Editorial

A oportunidade de alterar a rota

Mais chocantes por envolverem o partido que sempre pregou a ética e a moralidade na condução dos interesses públicos enquanto estava na oposição, as recentes denúncias de corrupção estão, lamentavelmente, longe de ser inéditas na nossa história. De favorecimento a empresas privadas por servidores públicos a compra direta de votos no Parlamento, todos já vimos esse filme.

A rotina não torna, contudo, menos urgente e necessário que se apurem as responsabilidades e se punam os culpados, ainda que seja preciso “cortar na própria carne”, como ressaltou o Presidente da República em seu discurso do dia 7 último. Até porque parece ser a única porta de saída à crise esclarecer exatamente o que houve nos Correios, no IRB (Instituto de Resseguros do Brasil) e, inevitavelmente, no suposto pagamento de mesadas à base aliada.

Feito isso, caberia a Lula também sem demora mudar a linha de ação adotada até aqui. Isso diz respeito à condução política do seu mandato, que experimenta momentos explícitos de fisiologismo – escancarado, por exemplo, por ocasião da abortada reforma ministerial em que abertamente se fatiava o Governo por apoio no Congresso, sem que as mudanças passassem sequer perto de questões técnicas ou de competência administrativa. Nesse aspecto, é provável que faça falta a reforma política para disciplinar tais relações. No entanto, será ingenuidade – ou hipocrisia – presumir que será ela a corrigir todos os males da República. É preciso real comprometimento com a democracia no País para que ela deixe o terreno dos discursos fáceis e passe à vida real.

Isso nos leva à alteração de rota mais crucial a ser feita pelo Governo. Ainda mais tolo é imaginar que pode ser verdadeiramente democrático um País em que campeia a miséria, a desigualdade e a injustiça social. Presentes desde a colônia, tais mazelas foram aprofundadas pelas políticas neoliberais implementadas a partir dos anos 90. Foi sobretudo a insistência numa política econômica que agradava ao cultuado deus mercado, e deixava a sua própria sorte o povo brasileiro, que desinstalou o PSDB do Planalto. Logicamente, o PT lá foi colocado para levar a cabo um projeto de mudança.

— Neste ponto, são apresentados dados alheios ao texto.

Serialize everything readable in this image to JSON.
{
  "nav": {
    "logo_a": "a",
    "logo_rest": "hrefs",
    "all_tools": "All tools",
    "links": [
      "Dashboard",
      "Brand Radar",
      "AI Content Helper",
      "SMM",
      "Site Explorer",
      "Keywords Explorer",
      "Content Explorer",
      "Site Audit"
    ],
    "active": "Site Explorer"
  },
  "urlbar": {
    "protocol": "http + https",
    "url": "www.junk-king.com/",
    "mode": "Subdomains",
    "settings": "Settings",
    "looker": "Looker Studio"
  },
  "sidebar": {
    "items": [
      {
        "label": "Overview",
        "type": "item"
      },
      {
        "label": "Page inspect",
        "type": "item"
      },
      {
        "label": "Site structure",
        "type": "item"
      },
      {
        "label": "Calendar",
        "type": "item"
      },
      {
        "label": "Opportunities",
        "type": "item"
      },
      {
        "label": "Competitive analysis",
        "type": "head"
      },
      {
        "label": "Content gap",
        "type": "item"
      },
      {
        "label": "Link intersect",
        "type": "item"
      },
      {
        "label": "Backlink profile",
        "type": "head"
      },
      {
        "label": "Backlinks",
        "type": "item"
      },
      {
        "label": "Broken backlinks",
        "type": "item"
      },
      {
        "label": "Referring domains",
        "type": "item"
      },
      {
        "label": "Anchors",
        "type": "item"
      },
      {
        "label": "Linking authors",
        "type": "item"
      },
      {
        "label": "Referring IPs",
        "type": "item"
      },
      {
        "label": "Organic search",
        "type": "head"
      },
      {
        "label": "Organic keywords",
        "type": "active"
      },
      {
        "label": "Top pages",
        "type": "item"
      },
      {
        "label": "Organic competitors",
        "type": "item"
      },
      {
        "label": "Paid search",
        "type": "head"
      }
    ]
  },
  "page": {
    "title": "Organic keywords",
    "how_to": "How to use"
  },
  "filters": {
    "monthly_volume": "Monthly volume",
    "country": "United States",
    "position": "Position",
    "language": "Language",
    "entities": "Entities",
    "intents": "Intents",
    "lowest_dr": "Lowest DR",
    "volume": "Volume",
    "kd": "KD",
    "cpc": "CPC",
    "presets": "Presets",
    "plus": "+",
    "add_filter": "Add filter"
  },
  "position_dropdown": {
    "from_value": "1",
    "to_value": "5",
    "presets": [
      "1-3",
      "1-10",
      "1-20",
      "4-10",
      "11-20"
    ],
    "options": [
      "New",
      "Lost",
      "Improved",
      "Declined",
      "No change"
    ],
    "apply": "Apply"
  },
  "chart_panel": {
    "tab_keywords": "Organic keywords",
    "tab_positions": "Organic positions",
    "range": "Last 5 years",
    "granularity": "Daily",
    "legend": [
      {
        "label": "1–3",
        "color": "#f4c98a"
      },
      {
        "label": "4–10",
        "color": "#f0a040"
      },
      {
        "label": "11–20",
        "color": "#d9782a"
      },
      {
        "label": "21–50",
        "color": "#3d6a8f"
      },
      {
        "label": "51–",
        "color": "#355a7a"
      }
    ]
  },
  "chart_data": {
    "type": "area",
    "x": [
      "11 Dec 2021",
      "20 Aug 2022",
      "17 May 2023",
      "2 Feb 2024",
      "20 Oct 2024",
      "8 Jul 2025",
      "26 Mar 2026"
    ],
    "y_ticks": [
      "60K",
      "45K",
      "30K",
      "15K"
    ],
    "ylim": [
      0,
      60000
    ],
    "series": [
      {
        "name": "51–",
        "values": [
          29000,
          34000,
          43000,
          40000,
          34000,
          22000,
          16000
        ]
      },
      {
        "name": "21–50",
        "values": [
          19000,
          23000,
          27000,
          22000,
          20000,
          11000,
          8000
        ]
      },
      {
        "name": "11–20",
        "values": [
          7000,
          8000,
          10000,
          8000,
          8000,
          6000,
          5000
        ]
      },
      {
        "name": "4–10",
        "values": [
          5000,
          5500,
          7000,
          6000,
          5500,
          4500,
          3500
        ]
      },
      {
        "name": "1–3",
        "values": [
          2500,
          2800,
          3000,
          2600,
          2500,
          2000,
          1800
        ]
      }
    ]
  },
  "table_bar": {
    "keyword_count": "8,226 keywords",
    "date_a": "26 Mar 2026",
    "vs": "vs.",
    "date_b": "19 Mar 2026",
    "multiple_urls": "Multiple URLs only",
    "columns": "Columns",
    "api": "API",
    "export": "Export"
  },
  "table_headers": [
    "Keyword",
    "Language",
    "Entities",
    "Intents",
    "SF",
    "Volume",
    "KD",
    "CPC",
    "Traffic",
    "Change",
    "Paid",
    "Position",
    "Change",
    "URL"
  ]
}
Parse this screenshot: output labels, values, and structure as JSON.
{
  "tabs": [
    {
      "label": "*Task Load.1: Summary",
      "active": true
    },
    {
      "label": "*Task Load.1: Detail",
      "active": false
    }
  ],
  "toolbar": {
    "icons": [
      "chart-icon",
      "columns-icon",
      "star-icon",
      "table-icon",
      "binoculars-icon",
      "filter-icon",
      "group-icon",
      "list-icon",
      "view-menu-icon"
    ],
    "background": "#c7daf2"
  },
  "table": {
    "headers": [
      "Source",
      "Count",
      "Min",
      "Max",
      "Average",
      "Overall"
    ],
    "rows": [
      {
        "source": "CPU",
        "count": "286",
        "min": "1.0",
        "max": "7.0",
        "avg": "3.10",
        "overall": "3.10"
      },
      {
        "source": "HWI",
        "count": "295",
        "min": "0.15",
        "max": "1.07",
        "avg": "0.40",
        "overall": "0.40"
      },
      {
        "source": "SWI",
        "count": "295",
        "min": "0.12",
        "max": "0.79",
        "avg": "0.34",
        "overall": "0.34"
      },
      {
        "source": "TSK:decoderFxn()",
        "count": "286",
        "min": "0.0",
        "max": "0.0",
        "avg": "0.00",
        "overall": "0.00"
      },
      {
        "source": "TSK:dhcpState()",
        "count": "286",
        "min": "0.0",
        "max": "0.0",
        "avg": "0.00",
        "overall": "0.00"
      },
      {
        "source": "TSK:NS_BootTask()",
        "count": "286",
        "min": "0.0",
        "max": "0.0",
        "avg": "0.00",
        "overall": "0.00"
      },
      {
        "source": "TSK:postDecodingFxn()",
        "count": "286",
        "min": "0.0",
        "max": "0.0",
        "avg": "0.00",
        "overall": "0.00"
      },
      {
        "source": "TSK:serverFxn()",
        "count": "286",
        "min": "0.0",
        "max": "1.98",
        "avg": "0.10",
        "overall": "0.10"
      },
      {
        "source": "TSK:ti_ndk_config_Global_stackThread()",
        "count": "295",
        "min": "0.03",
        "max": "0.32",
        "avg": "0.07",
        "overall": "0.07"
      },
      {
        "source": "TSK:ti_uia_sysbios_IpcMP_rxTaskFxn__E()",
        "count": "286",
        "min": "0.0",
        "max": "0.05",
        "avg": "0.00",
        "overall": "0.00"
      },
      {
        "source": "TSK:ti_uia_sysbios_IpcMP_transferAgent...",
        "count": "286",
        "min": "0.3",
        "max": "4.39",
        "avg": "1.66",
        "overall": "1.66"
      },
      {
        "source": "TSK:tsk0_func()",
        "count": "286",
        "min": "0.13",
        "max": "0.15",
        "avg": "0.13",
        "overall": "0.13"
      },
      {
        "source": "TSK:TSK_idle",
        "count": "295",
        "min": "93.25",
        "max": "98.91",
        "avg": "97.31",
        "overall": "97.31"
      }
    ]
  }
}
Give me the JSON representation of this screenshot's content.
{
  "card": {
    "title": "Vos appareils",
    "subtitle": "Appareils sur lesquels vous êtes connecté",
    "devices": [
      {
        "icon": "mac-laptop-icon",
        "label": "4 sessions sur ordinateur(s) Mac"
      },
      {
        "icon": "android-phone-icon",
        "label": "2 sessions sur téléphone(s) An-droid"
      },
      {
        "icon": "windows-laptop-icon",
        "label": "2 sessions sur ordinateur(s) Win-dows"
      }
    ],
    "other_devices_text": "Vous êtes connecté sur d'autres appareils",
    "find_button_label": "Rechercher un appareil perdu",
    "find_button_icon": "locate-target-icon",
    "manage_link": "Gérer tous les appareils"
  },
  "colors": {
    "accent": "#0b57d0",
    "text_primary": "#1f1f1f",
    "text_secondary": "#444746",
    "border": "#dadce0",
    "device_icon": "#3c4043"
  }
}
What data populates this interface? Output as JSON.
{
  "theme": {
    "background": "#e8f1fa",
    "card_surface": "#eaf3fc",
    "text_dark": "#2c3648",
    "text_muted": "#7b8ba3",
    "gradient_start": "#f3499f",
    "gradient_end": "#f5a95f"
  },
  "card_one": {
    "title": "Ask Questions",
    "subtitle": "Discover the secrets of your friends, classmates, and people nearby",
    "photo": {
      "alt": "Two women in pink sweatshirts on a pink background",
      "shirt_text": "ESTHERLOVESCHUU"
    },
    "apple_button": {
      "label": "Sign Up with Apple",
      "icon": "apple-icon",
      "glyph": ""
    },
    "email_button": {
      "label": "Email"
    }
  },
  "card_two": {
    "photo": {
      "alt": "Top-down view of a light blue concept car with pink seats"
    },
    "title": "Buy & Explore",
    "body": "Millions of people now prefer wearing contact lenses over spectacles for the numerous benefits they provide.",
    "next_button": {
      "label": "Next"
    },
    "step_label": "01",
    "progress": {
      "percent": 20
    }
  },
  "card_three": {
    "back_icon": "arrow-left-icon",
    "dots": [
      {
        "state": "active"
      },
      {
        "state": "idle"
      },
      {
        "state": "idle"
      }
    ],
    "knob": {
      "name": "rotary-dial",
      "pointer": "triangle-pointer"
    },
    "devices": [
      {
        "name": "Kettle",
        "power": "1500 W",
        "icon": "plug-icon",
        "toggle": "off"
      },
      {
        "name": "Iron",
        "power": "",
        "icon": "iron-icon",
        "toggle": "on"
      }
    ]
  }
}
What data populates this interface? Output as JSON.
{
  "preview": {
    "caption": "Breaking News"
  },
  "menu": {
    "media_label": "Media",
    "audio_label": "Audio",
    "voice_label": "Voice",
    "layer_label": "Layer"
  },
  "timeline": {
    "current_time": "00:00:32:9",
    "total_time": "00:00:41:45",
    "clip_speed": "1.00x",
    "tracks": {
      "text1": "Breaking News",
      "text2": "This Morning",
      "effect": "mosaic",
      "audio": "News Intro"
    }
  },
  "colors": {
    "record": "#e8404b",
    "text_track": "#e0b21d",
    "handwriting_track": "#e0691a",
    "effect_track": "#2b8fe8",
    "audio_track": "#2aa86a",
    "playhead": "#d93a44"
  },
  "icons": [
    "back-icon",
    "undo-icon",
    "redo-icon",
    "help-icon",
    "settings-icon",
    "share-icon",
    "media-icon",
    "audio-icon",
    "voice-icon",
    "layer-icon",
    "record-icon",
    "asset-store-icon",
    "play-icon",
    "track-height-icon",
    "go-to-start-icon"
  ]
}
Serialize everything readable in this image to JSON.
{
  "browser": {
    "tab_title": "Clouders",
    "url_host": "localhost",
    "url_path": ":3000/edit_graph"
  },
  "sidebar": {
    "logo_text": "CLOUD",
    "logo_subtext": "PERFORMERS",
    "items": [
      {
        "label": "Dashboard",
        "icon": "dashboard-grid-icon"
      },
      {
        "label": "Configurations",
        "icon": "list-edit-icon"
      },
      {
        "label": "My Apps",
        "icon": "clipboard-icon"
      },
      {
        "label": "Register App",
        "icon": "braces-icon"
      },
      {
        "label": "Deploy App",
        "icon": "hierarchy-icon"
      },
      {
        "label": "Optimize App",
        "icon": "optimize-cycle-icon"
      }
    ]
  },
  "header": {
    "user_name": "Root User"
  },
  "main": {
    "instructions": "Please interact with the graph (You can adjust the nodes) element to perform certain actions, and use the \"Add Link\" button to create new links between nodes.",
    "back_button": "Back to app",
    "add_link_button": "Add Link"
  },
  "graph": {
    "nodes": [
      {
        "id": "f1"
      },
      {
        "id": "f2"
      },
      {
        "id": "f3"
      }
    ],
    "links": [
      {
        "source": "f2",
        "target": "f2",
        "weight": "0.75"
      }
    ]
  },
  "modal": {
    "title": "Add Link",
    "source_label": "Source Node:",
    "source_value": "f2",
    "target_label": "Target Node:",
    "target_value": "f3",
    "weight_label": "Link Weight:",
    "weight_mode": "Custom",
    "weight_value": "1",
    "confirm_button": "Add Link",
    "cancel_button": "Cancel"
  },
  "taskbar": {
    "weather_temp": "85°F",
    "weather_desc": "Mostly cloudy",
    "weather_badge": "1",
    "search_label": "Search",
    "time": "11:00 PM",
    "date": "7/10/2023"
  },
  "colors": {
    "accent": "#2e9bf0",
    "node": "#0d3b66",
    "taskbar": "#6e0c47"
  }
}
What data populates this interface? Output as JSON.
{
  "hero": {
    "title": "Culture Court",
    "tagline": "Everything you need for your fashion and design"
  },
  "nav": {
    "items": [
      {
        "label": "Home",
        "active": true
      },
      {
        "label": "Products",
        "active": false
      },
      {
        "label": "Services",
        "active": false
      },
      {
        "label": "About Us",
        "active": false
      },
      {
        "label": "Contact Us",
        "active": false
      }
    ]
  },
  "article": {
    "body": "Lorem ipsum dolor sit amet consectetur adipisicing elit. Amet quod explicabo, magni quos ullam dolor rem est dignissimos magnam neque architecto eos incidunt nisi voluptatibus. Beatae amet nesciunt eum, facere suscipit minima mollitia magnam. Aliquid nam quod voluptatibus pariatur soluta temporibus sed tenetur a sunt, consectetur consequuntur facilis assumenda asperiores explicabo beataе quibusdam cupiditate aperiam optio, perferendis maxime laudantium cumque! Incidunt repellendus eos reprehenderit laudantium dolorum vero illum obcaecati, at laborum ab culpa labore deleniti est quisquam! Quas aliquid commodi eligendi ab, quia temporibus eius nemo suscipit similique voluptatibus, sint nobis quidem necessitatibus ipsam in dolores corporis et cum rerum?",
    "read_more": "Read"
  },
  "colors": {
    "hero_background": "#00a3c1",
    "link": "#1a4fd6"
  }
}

Passados dois anos e meio de mandato, esse não disse a que veio. Mantém intacta a política econômica de juros e superávit nas alturas, com conseqüentes cortes orçamentários nas áreas sociais. O sonho de desenvolvimento com inclusão social fica cada dia mais distante. Se as crises se constituem em oportunidades, talvez essa seja uma ótima deixa para que o Governo resgate seus compromissos com os 52 milhões de votos que recebeu. Para preservar sua biografia, o Presidente não deverá apenas ser implacável com a corrupção, está obrigado a pelo menos tentar cumprir o programa que o elegeu e deixar de dar as costas aos movimentos sociais que sempre o apoiaram.